On previous occasions, there has been some question as to whether these increases should not be automatic, but I think that the view has been, quite rightly, that we should treat these officers as different from members of the Civil Service but it is also right that their salaries should be kept in line with those of the Civil Service.

There is, perhaps, one point which I might query with the right hon. Gentleman. We have had a series of increases of this kind. In 1964 the sum went up from £7,000 to £8,285, in 1966 it went up to £8,600, and now it is proposed to raise it to £9,800. I would not wish to oppose the increase in any way because we believe it right and proper that such heavy responsibilities should be reasonably rewarded.

But the figure is made retrospective to 1st July last, and I am not quite clear why it is that this should be so and why we do not debate this matter before the increase normally becomes due rather than retrospectively, because I think that the House, rightly, feels it better to anticipate these things rather than cover them retrospectively.

I, too, know how sorry my right hon. Friend the Member for Kingston-upon-Thames (Mr. Boyd-Carpenter) is at being unable to be present tonight and I know that all of us on this side of the House, as on the other, wish to express our thanks to the Comptroller and Auditor General for the tremendously important work he does. We are deeply and continuously indebted to him.

I have one or two questions with regard to the position of the Parliamentary Commissioner. It is a welcome change, in a sense, that we should be debating the matter of his salary here because, as the right hon. Gentleman will recall, when the office was first established considerable controversy arose, particularly on the Consolidated Fund, because the appointment was made before any legislation establishing the Parliamentary Commissioner was actually passed and approved by the House. So we welcome the fact that the Government are planning on this occasion to cover the question of his salary. I am sure that the House would wish, too, to express its thanks to the Parliamentary Commissioner for the immensely heavy burden he carries.

I want to raise one point in this connection. We know from what has been said in the House that it is proposed to extend the Parliamentary Commissioner's duties to Northern Ireland. I am not quite clear from these Motions whether it is intended that this shall be the total extent of his remuneration or whether some adjustment will be made as far as his work in Northern Ireland is concerned. In other words. I am not clear whether this will be his full-time salary, as it were. or his part-time salary.

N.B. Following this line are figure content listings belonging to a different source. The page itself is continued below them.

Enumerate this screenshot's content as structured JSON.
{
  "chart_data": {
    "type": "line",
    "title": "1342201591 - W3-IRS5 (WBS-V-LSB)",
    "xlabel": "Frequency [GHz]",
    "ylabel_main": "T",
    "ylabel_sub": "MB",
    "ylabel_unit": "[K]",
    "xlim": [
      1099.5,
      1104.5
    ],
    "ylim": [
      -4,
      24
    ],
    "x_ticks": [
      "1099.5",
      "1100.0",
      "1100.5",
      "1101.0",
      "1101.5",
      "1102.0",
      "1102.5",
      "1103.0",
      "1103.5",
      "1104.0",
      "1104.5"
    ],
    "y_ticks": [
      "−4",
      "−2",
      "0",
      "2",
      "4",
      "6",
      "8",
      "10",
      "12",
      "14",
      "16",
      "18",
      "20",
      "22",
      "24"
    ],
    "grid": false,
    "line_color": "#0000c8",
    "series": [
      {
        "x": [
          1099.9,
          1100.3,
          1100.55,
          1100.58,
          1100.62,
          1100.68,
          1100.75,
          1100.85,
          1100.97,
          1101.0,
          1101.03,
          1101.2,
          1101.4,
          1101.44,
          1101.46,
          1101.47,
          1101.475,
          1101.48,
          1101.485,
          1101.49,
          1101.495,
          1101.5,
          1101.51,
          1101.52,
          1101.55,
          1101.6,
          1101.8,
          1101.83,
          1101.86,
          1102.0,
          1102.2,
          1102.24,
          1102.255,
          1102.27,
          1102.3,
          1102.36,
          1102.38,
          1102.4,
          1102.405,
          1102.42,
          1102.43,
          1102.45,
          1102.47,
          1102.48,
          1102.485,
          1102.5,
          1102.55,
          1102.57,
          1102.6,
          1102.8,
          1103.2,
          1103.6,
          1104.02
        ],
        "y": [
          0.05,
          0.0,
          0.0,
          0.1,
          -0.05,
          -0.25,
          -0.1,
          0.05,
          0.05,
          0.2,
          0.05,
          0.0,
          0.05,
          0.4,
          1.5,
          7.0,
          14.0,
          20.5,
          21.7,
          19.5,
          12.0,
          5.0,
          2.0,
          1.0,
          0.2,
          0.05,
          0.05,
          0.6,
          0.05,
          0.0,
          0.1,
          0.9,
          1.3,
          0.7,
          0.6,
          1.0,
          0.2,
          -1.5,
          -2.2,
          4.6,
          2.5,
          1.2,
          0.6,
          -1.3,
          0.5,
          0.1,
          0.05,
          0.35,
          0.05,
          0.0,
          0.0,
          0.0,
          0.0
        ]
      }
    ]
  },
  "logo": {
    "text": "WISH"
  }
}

Given the stringency with which the House has always controlled this matter, perhaps this is a point on which we should have some elucidation from the right hon. Gentleman tonight. But, over all, I certainly join both the right hon. Gentleman and my hon. Friend the Member for Hendon, South (Sir H. Lucas-Tooth) and, I am sure, all right hon. and hon. Members, in expressing our thanks to the holders of these two offices whose salaries we are proposing now, rightly, to increase to the level suggested in the Motions.

Question put and agreed to.

Resolved. That the rate of the salary which may be granted to the Comptroller and Auditor General under section 1 of the Exchequer and Audit Departments Act 1957 be increased from £8,600 to £9,800 per annum and the date from which, under subsection (3) of that section, the person now holding that office is entitled to a salary at the said increased rate be 1st July 1969.